How to Be More Productive

This post is a summary of a Freakonomics Radio episode of the same name.

Productivity means different things in different settings, and doesn’t just mean producing more widgets per hour. It’s about how to achieve your goals with less anxiety and more opportunity to enjoy what you want to enjoy, and is centered around a different way of thinking about how you arrive at outcomes.

An example of the productivity paradox is when electricity replaced steam engines in factories, yet there was no significant increase in productivity. The problem is that the factories had machines physically positioned to accommodate steam-powered units; they simply replaced steam pipes with wires. The productivity was gained in reframing how electricity could solve the problems — different configurations, fewer workers, etc.

All of us only have 24 hours each day, but some people seem to get a lot more done within those 24 hours, and they seem less stressed and sort of worked up about it. And the reason is not because they’re hacking themselves or pulling strings; they’re not focused on efficiency. They’re focused on trying to figure out, “What are the right goals I should be chasing after?” — Charles Duhigg

Here are the eight factors that influence productivity:

  1. Motivation. We want to feel like we’re in control.
  2. Focus. Pay attention to the right things.
  3. Goal setting. Have a stretch goal, and a smaller more specific goal to head you in that direction.
  4. Decision making. Productive people think in probabilistic terms and envision contradictory futures.
  5. Creativity. Creative environments allow people to take cliches and mix them together.
  6. Absorbing data. The harder we have to work to understand something, the stickier it becomes.
  7. Managing others. Put responsibility for solving the problem with those closest to that problem.
  8. Teams. Who is on a team matters much less than how a team interacts.

The foundation of motivation is the locus of control — do you control your own fate, or do things just happen to you because you’re powerless? There are experiments that have shown that it’s more effective to tell children that they did well on a task because they worked hard (internal, because you choose how hard you work), rather than because they are really smart (external, innate ability that cannot be controlled). The U.S. Marine Corps has applied a technique for building up the internal locus of control for its recruits (e.g., only compliment people on things that are unexpected).

Everyone needs a chance to socialize with one another to strengthen social sensitivity. If you spend a few minutes at the beginning of each meeting allowing people to just chat, over time they will be more productive.

Laszlo Bock, the Senior VP of People Operations at Google, conducted several studies about how to build the best team. One study (Project Oxygen) was used to collect information to see if managers matter.
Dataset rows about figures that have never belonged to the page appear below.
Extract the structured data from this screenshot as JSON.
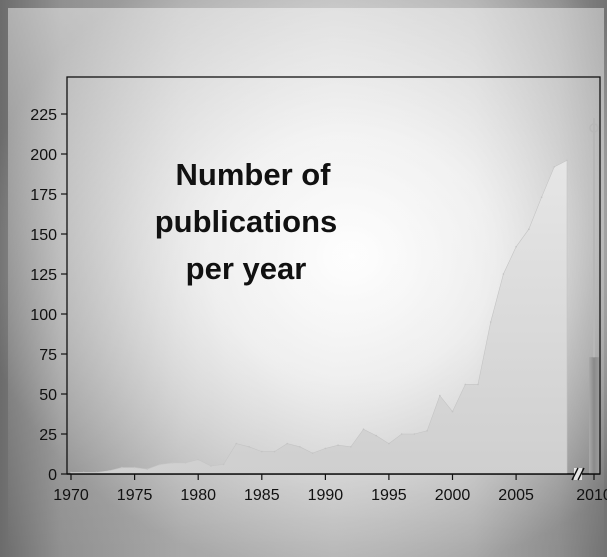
{
  "chart_data": {
    "type": "area",
    "title": "Number of publications per year",
    "title_lines": [
      "Number of",
      "publications",
      "per year"
    ],
    "xlabel": "",
    "ylabel": "",
    "xlim": [
      1969.5,
      2009.5
    ],
    "ylim": [
      0,
      225
    ],
    "x_ticks": [
      1970,
      1975,
      1980,
      1985,
      1990,
      1995,
      2000,
      2005
    ],
    "y_ticks": [
      0,
      25,
      50,
      75,
      100,
      125,
      150,
      175,
      200,
      225
    ],
    "axis_break": true,
    "x": [
      1970,
      1971,
      1972,
      1973,
      1974,
      1975,
      1976,
      1977,
      1978,
      1979,
      1980,
      1981,
      1982,
      1983,
      1984,
      1985,
      1986,
      1987,
      1988,
      1989,
      1990,
      1991,
      1992,
      1993,
      1994,
      1995,
      1996,
      1997,
      1998,
      1999,
      2000,
      2001,
      2002,
      2003,
      2004,
      2005,
      2006,
      2007,
      2008,
      2009
    ],
    "series": [
      {
        "values": [
          1,
          1,
          1,
          2,
          4,
          4,
          3,
          6,
          7,
          7,
          9,
          5,
          6,
          19,
          17,
          14,
          14,
          19,
          17,
          13,
          16,
          18,
          17,
          28,
          24,
          19,
          25,
          25,
          27,
          49,
          39,
          56,
          56,
          95,
          125,
          142,
          153,
          173,
          192,
          196
        ]
      }
    ],
    "extra_bar": {
      "x": 2010,
      "value": 73,
      "label": "2010"
    },
    "grid": false,
    "colors": {
      "area": "#cdcdcd",
      "plot_frame": "#111111",
      "extra_bar": "#8c8c8c",
      "axis": "#111111"
    }
  }
}
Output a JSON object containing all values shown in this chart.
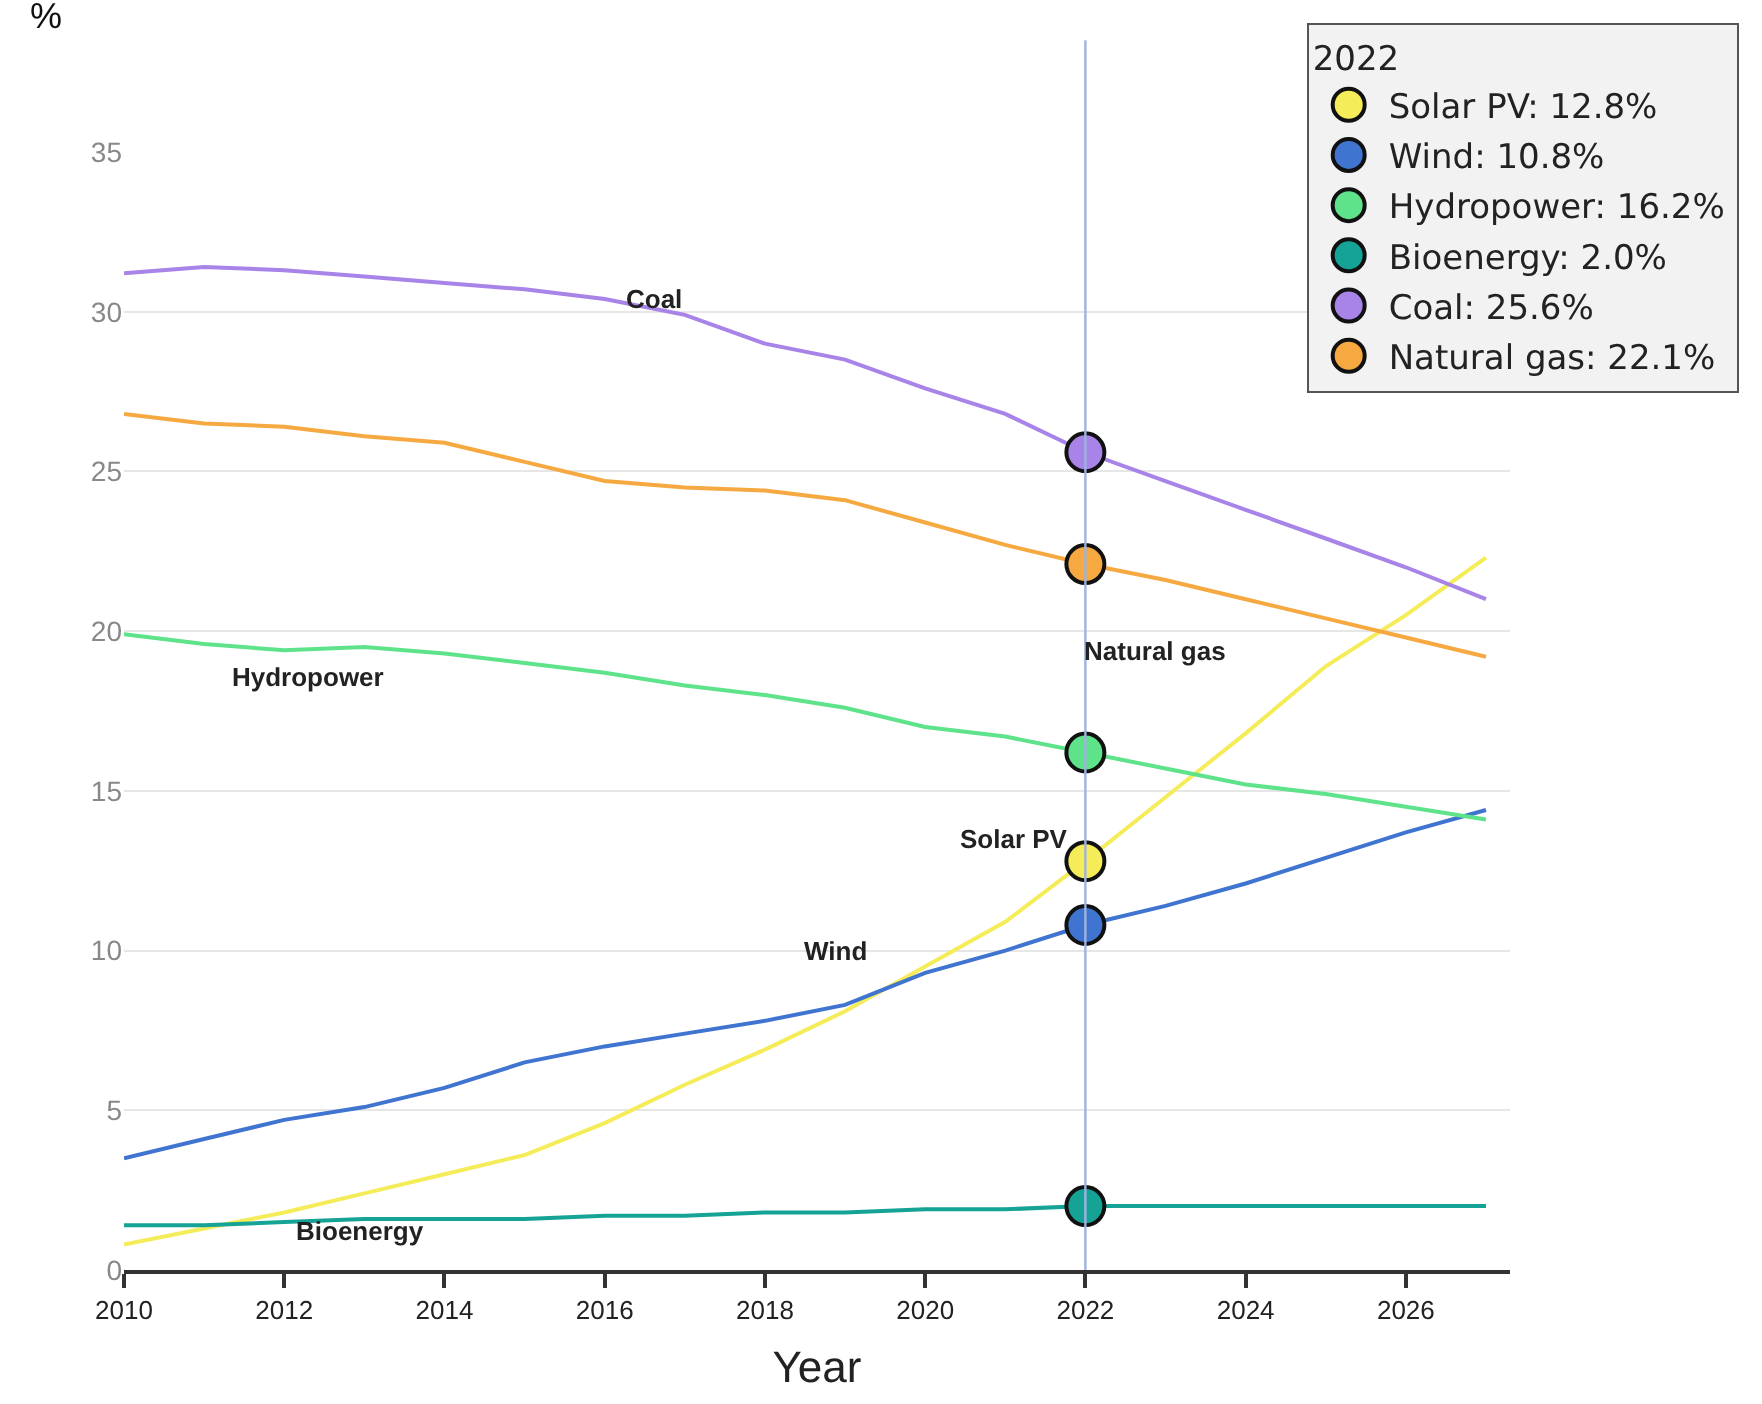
{
  "chart_data": {
    "type": "line",
    "xlabel": "Year",
    "ylabel": "%",
    "legend_title": "2022",
    "x": [
      2010,
      2011,
      2012,
      2013,
      2014,
      2015,
      2016,
      2017,
      2018,
      2019,
      2020,
      2021,
      2022,
      2023,
      2024,
      2025,
      2026,
      2027
    ],
    "series": [
      {
        "name": "Solar PV: 12.8%",
        "color": "#f5ec5a",
        "values": [
          0.8,
          1.3,
          1.8,
          2.4,
          3.0,
          3.6,
          4.6,
          5.8,
          6.9,
          8.1,
          9.5,
          10.9,
          12.8,
          14.8,
          16.8,
          18.9,
          20.5,
          22.3
        ]
      },
      {
        "name": "Wind: 10.8%",
        "color": "#3f74d0",
        "values": [
          3.5,
          4.1,
          4.7,
          5.1,
          5.7,
          6.5,
          7.0,
          7.4,
          7.8,
          8.3,
          9.3,
          10.0,
          10.8,
          11.4,
          12.1,
          12.9,
          13.7,
          14.4
        ]
      },
      {
        "name": "Hydropower: 16.2%",
        "color": "#5ee38a",
        "values": [
          19.9,
          19.6,
          19.4,
          19.5,
          19.3,
          19.0,
          18.7,
          18.3,
          18.0,
          17.6,
          17.0,
          16.7,
          16.2,
          15.7,
          15.2,
          14.9,
          14.5,
          14.1
        ]
      },
      {
        "name": "Bioenergy: 2.0%",
        "color": "#15a396",
        "values": [
          1.4,
          1.4,
          1.5,
          1.6,
          1.6,
          1.6,
          1.7,
          1.7,
          1.8,
          1.8,
          1.9,
          1.9,
          2.0,
          2.0,
          2.0,
          2.0,
          2.0,
          2.0
        ]
      },
      {
        "name": "Coal: 25.6%",
        "color": "#a883e8",
        "values": [
          31.2,
          31.4,
          31.3,
          31.1,
          30.9,
          30.7,
          30.4,
          29.9,
          29.0,
          28.5,
          27.6,
          26.8,
          25.6,
          24.7,
          23.8,
          22.9,
          22.0,
          21.0
        ]
      },
      {
        "name": "Natural gas: 22.1%",
        "color": "#f5a940",
        "values": [
          26.8,
          26.5,
          26.4,
          26.1,
          25.9,
          25.3,
          24.7,
          24.5,
          24.4,
          24.1,
          23.4,
          22.7,
          22.1,
          21.6,
          21.0,
          20.4,
          19.8,
          19.2
        ]
      }
    ],
    "annotations": [
      "Coal",
      "Hydropower",
      "Natural gas",
      "Solar PV",
      "Wind",
      "Bioenergy"
    ],
    "ref_lines": [
      {
        "axis": "x",
        "value": 2022,
        "color": "#9fb3e0"
      }
    ],
    "xlim": [
      2010,
      2027.3
    ],
    "xticks": [
      2010,
      2012,
      2014,
      2016,
      2018,
      2020,
      2022,
      2024,
      2026
    ],
    "ylim": [
      0,
      35
    ],
    "yticks": [
      0,
      5,
      10,
      15,
      20,
      25,
      30,
      35
    ],
    "grid": "y",
    "legend": "top right"
  }
}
Another study (Project Aristotle) was used to see how to make people happier and more effective.

Some of the academically accepted notions that matter for teams — consensus-driven decision making, workload, co-location — were not borne out. The most important attribute of a high-performing team was psychological safety, not who’s on it, who leads it, how many people there are, or where they are. Psychological safety means that everyone feels like they have the opportunity to speak up, any they all feel like they are being listened to as demonstrated by the fact that their teammates are sensitive to non-verbal cues. Can they fail openly, or will they be shunned? Are team members supporting them or undermining them?

Here are the five norms the best Google teams had in common:

  • Psychological safety.
  • Dependability. If one person is asked to do something, he/she can be relied upon to get it done.
  • Structure and clarity. People should know what everyone’s job is, and there is shared understanding across the team.
  • Meaning. The work should be meaningful to everyone in the room.
  • Impact. You need to think and believe that the work matters.

Some other practices are useful:

  • Have regular 1-on-1 meetings.
  • Make sure everyone in your team feels included. Is there someone sitting off to the side in a meeting who never says anything?

One study showed that if you have a handful (i.e., not too few, and not so many that you’re overstretched) of different projects, you can be most productive. Having a variety allows you to learn something new, and the more you learn, the more value you add.

Regarding to-do lists…

  • Using a to-do list for mood repair (i.e., putting things on your list that you’ve already done) is not productive, because then you give yourself a reason to take a break.
  • At the top of your list, write a stretch goal. Underneath that, write tasks that make that stretch goal tangible and into a plan. One way to write support tasks is to follow the SMART criteria (specific, measurable, achievable, realistic, time-bound).